Yes, I enjoy working with many AP staffers and I am fortunate to have a number of friends among the nearly 4,000 people at The Associated Press. The AP's best work, on Guantanamo inmates and on recipients of federal bank-bailout money, is terrific. But the AP vow that it will be diligent about protecting the intellectual property of newspapers makes my Spidey sense tingle.
One of the worst offenders is the AP itself. The bread and butter of an Associated Press report is not global or national enterprise reporting, it's quick rip and rewrite work that rebrands and distributes newspaper content. Sometimes, the name of the paper that did the work is part of the AP package. Often it is left out. Nothing Google does will destroy brand value as fast as repackaging original content and omitting all credit.
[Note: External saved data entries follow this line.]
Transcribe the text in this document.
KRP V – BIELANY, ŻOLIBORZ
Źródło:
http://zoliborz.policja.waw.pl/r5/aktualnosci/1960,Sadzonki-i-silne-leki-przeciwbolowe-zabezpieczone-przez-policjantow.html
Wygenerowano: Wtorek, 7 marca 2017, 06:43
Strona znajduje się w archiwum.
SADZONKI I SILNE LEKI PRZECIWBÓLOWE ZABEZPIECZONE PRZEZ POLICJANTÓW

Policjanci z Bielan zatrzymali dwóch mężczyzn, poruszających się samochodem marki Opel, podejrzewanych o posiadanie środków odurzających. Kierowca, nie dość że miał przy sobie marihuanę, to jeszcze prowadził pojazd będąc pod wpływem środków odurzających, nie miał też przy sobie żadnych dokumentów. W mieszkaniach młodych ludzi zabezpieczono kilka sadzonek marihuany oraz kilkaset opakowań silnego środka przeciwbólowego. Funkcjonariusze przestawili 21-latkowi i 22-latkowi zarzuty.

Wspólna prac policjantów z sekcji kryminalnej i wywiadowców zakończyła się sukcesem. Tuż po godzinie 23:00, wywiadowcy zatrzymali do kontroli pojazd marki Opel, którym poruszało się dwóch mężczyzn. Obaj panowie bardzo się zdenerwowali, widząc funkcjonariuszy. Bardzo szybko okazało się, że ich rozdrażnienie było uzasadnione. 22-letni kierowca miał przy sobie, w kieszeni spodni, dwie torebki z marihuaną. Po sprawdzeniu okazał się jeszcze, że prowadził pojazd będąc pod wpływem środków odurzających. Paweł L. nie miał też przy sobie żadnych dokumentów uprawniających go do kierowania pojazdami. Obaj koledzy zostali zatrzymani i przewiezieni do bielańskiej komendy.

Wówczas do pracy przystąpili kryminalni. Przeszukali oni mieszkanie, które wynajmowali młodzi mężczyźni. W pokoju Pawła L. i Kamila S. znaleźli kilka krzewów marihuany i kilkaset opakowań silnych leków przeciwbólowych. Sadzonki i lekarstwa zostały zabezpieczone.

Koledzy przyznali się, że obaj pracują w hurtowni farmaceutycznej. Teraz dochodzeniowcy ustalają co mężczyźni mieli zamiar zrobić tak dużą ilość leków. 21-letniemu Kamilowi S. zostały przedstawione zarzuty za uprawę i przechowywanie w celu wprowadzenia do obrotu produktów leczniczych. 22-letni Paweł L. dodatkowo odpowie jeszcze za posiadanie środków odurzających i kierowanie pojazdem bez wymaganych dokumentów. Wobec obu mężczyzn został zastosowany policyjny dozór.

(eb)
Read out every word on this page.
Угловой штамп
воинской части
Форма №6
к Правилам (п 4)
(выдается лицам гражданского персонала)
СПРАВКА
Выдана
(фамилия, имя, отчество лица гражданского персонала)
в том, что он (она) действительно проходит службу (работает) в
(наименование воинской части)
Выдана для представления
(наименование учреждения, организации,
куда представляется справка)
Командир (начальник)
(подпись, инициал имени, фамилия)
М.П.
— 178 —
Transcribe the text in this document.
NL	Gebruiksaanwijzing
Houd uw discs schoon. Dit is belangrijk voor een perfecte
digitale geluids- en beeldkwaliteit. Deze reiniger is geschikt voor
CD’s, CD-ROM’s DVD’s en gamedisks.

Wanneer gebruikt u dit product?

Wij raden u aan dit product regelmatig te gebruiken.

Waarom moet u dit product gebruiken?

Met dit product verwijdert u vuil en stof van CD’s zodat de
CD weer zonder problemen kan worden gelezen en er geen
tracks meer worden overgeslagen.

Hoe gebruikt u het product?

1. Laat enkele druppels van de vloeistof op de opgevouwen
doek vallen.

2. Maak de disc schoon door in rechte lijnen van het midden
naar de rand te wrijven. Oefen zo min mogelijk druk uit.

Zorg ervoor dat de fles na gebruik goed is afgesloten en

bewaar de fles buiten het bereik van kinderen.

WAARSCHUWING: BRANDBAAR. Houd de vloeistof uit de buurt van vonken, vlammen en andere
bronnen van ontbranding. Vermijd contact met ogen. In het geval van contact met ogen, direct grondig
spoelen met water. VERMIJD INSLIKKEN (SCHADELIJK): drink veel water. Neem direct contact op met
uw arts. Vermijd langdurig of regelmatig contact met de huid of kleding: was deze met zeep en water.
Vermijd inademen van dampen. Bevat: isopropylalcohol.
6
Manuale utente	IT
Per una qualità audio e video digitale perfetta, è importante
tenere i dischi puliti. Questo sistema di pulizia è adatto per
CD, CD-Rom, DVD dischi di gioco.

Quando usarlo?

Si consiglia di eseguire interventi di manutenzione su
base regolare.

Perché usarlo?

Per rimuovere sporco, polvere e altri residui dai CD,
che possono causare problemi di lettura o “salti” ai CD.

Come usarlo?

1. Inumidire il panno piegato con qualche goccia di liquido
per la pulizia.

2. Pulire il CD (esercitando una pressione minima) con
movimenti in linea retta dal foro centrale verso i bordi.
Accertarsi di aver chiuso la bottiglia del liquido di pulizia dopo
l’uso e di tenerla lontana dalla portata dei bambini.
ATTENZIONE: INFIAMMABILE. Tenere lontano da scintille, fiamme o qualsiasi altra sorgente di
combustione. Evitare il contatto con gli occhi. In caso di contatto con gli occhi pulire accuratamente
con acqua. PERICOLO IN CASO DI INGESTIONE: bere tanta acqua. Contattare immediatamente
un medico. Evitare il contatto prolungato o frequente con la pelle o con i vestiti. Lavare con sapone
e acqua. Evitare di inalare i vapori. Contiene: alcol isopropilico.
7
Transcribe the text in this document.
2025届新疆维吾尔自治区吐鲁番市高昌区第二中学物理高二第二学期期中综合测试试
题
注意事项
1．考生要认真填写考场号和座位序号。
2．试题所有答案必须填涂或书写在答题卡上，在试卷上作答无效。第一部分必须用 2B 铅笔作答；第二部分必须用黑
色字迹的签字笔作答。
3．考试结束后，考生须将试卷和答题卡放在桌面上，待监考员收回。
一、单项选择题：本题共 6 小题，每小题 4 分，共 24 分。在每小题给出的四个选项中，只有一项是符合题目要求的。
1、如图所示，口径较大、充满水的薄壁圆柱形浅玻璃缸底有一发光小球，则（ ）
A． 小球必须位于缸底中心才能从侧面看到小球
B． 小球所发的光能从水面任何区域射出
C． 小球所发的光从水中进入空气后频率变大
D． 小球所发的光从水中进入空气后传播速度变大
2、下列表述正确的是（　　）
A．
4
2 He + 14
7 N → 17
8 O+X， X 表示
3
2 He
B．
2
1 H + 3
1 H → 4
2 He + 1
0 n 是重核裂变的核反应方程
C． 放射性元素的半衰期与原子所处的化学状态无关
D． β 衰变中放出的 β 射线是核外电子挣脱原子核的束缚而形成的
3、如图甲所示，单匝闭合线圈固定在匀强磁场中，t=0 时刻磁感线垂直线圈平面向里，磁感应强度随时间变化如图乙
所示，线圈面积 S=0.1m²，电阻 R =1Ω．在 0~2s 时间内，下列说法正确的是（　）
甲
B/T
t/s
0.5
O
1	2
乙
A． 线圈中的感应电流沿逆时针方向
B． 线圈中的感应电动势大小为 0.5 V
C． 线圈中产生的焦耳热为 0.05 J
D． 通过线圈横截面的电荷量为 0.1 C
In a few minutes of searching just now, I stumbled on a typical situation. An Iowa paper, the Des Moines Register, ran an article about hospital budget cuts. A short while later, there was an AP story about hospital budget cuts from Iowa. In this case, the AP piece on the Chicago Tribune website actually credits the Des Moines paper. Often, too often, there is no such credit.
The AP is a collective and any AP member has a right to the locally generated news report of other members. Very occasionally, a story from one paper will run on a state wire as is -- with full credit to the paper where the story started. As every newspaper editor knows, the more common situation is content laundering -- the AP does a very light rewrite, strips away any credit, and allows any other paper to use the story.
Typically, this is a big portion of a state or regional wire report. When I worked in Pennsylvania, for example, where there is a talented and hard-working AP crew, it was common for the AP state wire to serve up stories to members that were essentially uncredited rewrites from local newspapers.
What if the AP simply distributed the original stories -- allowing content to be shared among members as it was published, without an AP reporter making a call to confirm information or rewriting the article. That would be a real content-sharing cooperative, similar to cooperatives springing up in Florida, Ohio, New York and New Jersey, Oklahoma, and Maine.
Is Google the enemy? Or is it a long-standing practice of rebranding and re-distributing content under the AP flag that is really hurting newspaper companies? If the AP wants to expand its search for content theft, a good place to start would be a long look in the mirror.